I was interested in particular, in relation to this, in the focus on uses of new technologies, which I mentioned briefly in Chapter Two, but which emerged more clearly in Chapter Four, Part Two. One way to consider a potential shift to reader’s re-appropriation of celebrity image would be to focus on the potential for user-generated content offered by internet platforms such as Blogs. As I mentioned in Chapter Two, there are examples online of appropriations of celebrity image, outside of the prescribed critical space offered by articles such as The Hoop of Horror (analysed in Chapter Four, Part One). ‘Femily’s’ posts on ‘Feminists to the Rescue’ for example, uses available media of female celebrities, but re-organises this media into a structured collection with a specifically feminist agenda. This also however, requires critical engagement, what does she mean for example by feminism? And could this actually be any different from the critical spaces available in, say, Heat magazine, codified differently. Highlighting a stage-managed speech by a Hollywood star seems to offer little other than the publicity of Heat magazine with a veneer of moralizing.
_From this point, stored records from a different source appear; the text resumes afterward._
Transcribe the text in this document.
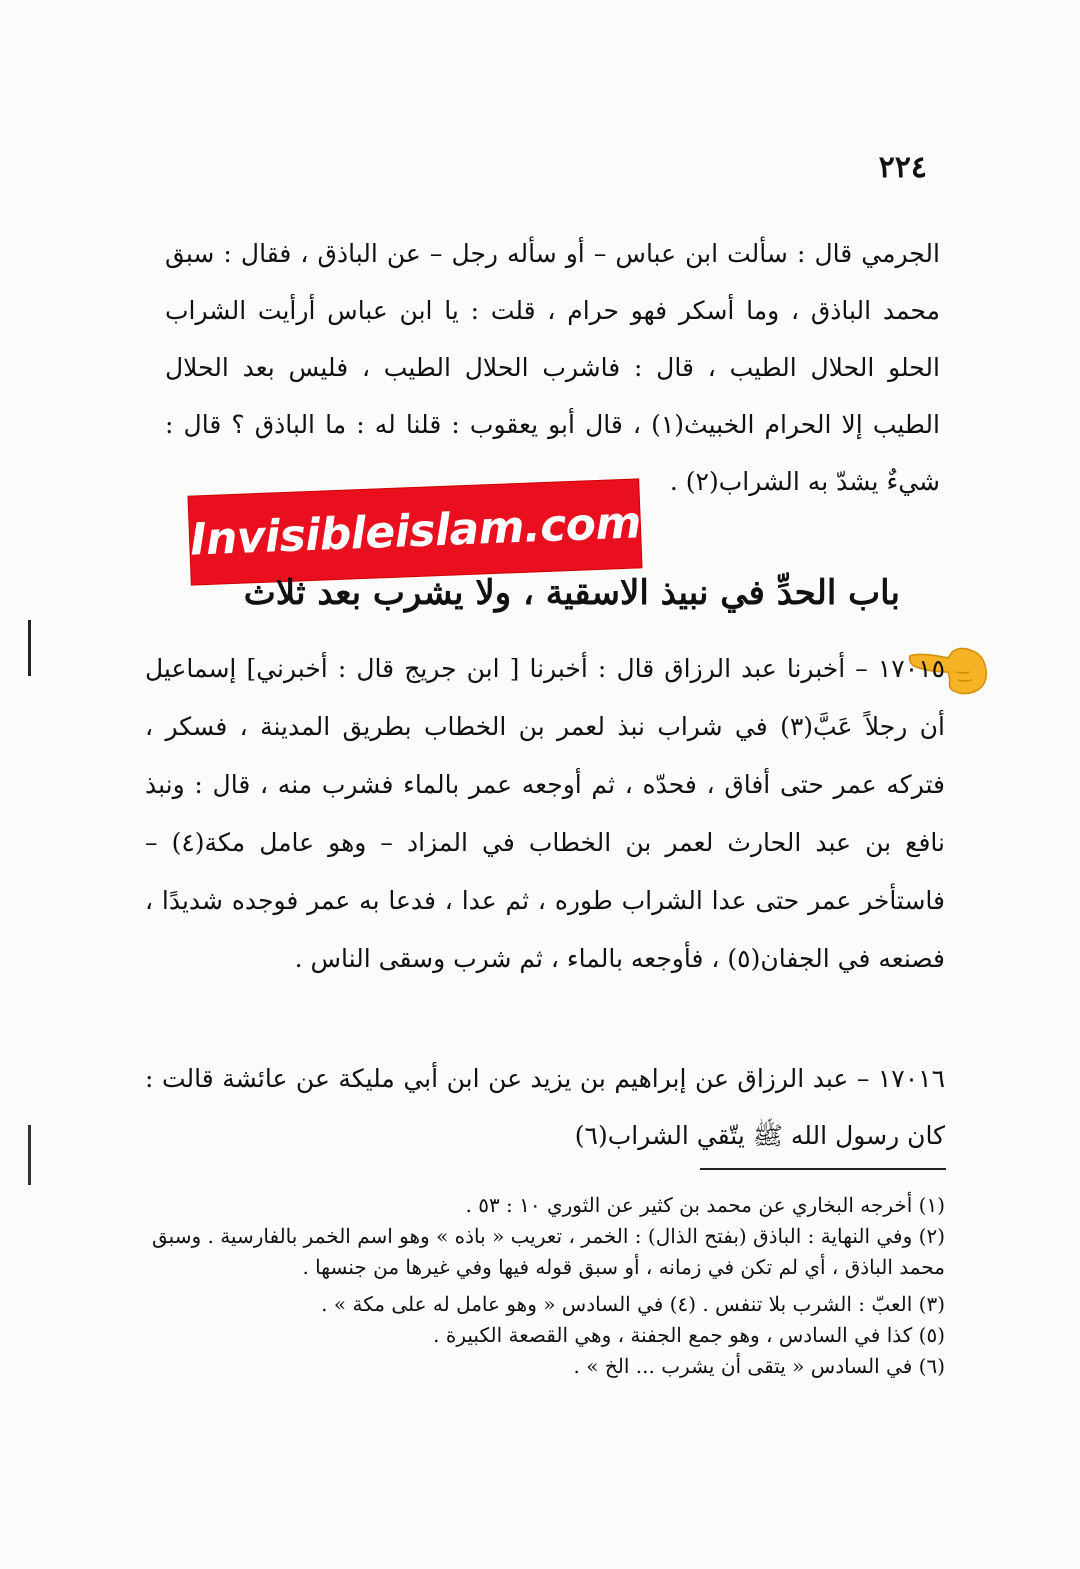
٢٢٤
الجرمي قال : سألت ابن عباس – أو سأله رجل – عن الباذق ، فقال : سبق محمد الباذق ، وما أسكر فهو حرام ، قلت : يا ابن عباس أرأيت الشراب الحلو الحلال الطيب ، قال : فاشرب الحلال الطيب ، فليس بعد الحلال الطيب إلا الحرام الخبيث(١) ، قال أبو يعقوب : قلنا له : ما الباذق ؟ قال : شيءٌ يشدّ به الشراب(٢) .
Invisibleislam.com
باب الحدِّ في نبيذ الاسقية ، ولا يشرب بعد ثلاث
١٧٠١٥ – أخبرنا عبد الرزاق قال : أخبرنا [ ابن جريج قال : أخبرني] إسماعيل أن رجلاً عَبَّ(٣) في شراب نبذ لعمر بن الخطاب بطريق المدينة ، فسكر ، فتركه عمر حتى أفاق ، فحدّه ، ثم أوجعه عمر بالماء فشرب منه ، قال : ونبذ نافع بن عبد الحارث لعمر بن الخطاب في المزاد – وهو عامل مكة(٤) – فاستأخر عمر حتى عدا الشراب طوره ، ثم عدا ، فدعا به عمر فوجده شديدًا ، فصنعه في الجفان(٥) ، فأوجعه بالماء ، ثم شرب وسقى الناس .
١٧٠١٦ – عبد الرزاق عن إبراهيم بن يزيد عن ابن أبي مليكة عن عائشة قالت : كان رسول الله ﷺ يتّقي الشراب(٦)

(١) أخرجه البخاري عن محمد بن كثير عن الثوري ١٠ : ٥٣ .

(٢) وفي النهاية : الباذق (بفتح الذال) : الخمر ، تعريب « باذه » وهو اسم الخمر بالفارسية . وسبق محمد الباذق ، أي لم تكن في زمانه ، أو سبق قوله فيها وفي غيرها من جنسها .

(٣) العبّ : الشرب بلا تنفس . (٤) في السادس « وهو عامل له على مكة » .

(٥) كذا في السادس ، وهو جمع الجفنة ، وهي القصعة الكبيرة .

(٦) في السادس « يتقى أن يشرب ... الخ » .
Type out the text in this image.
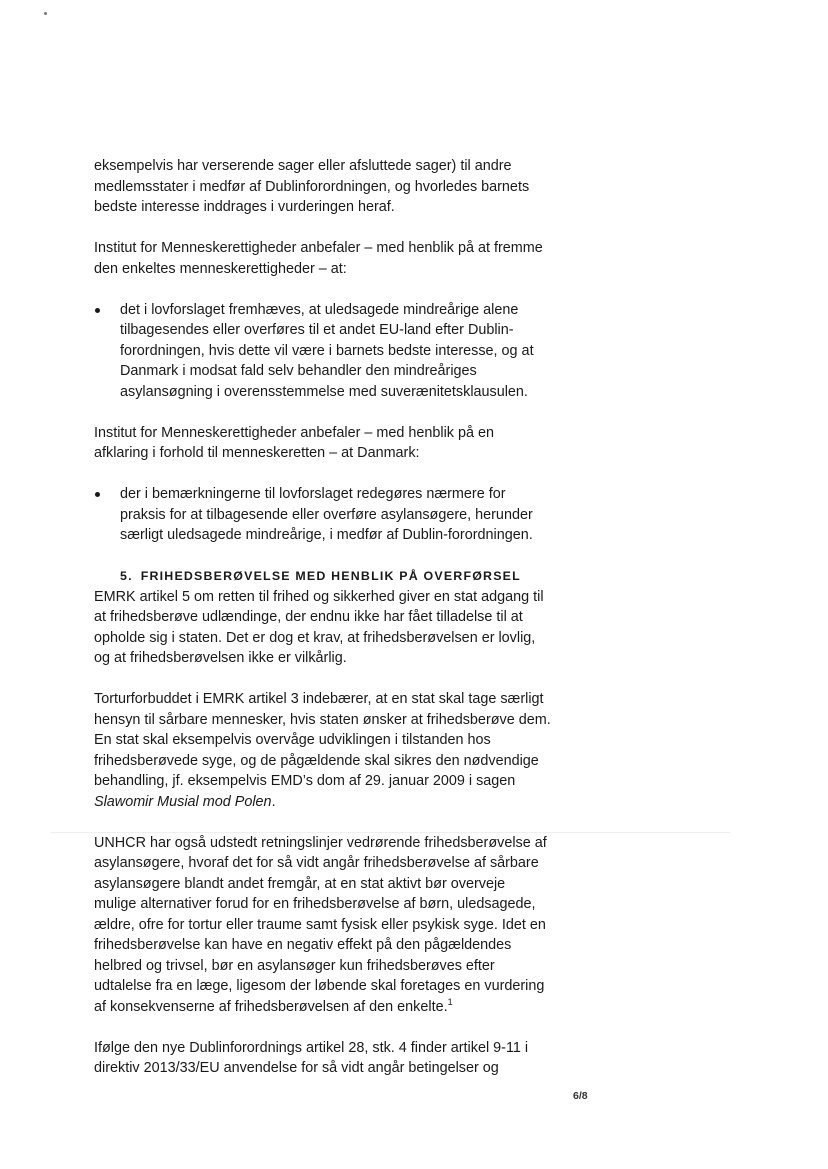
eksempelvis har verserende sager eller afsluttede sager) til andre
medlemsstater i medfør af Dublinforordningen, og hvorledes barnets
bedste interesse inddrages i vurderingen heraf.
Institut for Menneskerettigheder anbefaler – med henblik på at fremme
den enkeltes menneskerettigheder – at:
det i lovforslaget fremhæves, at uledsagede mindreårige alene
tilbagesendes eller overføres til et andet EU-land efter Dublin-
forordningen, hvis dette vil være i barnets bedste interesse, og at
Danmark i modsat fald selv behandler den mindreåriges
asylansøgning i overensstemmelse med suverænitetsklausulen.
Institut for Menneskerettigheder anbefaler – med henblik på en
afklaring i forhold til menneskeretten – at Danmark:
der i bemærkningerne til lovforslaget redegøres nærmere for
praksis for at tilbagesende eller overføre asylansøgere, herunder
særligt uledsagede mindreårige, i medfør af Dublin-forordningen.
5. FRIHEDSBERØVELSE MED HENBLIK PÅ OVERFØRSEL
EMRK artikel 5 om retten til frihed og sikkerhed giver en stat adgang til
at frihedsberøve udlændinge, der endnu ikke har fået tilladelse til at
opholde sig i staten. Det er dog et krav, at frihedsberøvelsen er lovlig,
og at frihedsberøvelsen ikke er vilkårlig.
Torturforbuddet i EMRK artikel 3 indebærer, at en stat skal tage særligt
hensyn til sårbare mennesker, hvis staten ønsker at frihedsberøve dem.
En stat skal eksempelvis overvåge udviklingen i tilstanden hos
frihedsberøvede syge, og de pågældende skal sikres den nødvendige
behandling, jf. eksempelvis EMD’s dom af 29. januar 2009 i sagen
Slawomir Musial mod Polen.
UNHCR har også udstedt retningslinjer vedrørende frihedsberøvelse af
asylansøgere, hvoraf det for så vidt angår frihedsberøvelse af sårbare
asylansøgere blandt andet fremgår, at en stat aktivt bør overveje
mulige alternativer forud for en frihedsberøvelse af børn, uledsagede,
ældre, ofre for tortur eller traume samt fysisk eller psykisk syge. Idet en
frihedsberøvelse kan have en negativ effekt på den pågældendes
helbred og trivsel, bør en asylansøger kun frihedsberøves efter
udtalelse fra en læge, ligesom der løbende skal foretages en vurdering
af konsekvenserne af frihedsberøvelsen af den enkelte.$^1$
Ifølge den nye Dublinforordnings artikel 28, stk. 4 finder artikel 9-11 i
direktiv 2013/33/EU anvendelse for så vidt angår betingelser og
6/8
One thing such work does highlight however is the potential of using mainstream media as a starting point for the reorganization of images, and so a reorganization of codes of gender. It is Gauntlett who proposes magazines as “resources which individuals use to think through their sense of self and modes of expression” (Gauntlett 2008: 256, italics in original). This can of course be considered in relation to the performances of reading strategies, as gender roles are playfully negotiated in relation to the represented norms. I would argue however that this is not enough, my research suggests that such playfulness is easily contained as irony, subsumed under the same ideological formations, or organizations of desire, that it sets out to ‘play’ with. There are no easy answers but what is required are, using the resources of available media, in order to develop strategies of more radical and experimental performance, and establish an ethics of performative resistance irreducible to the dominant current of celebrity culture. How these could play out requires further research and analysis.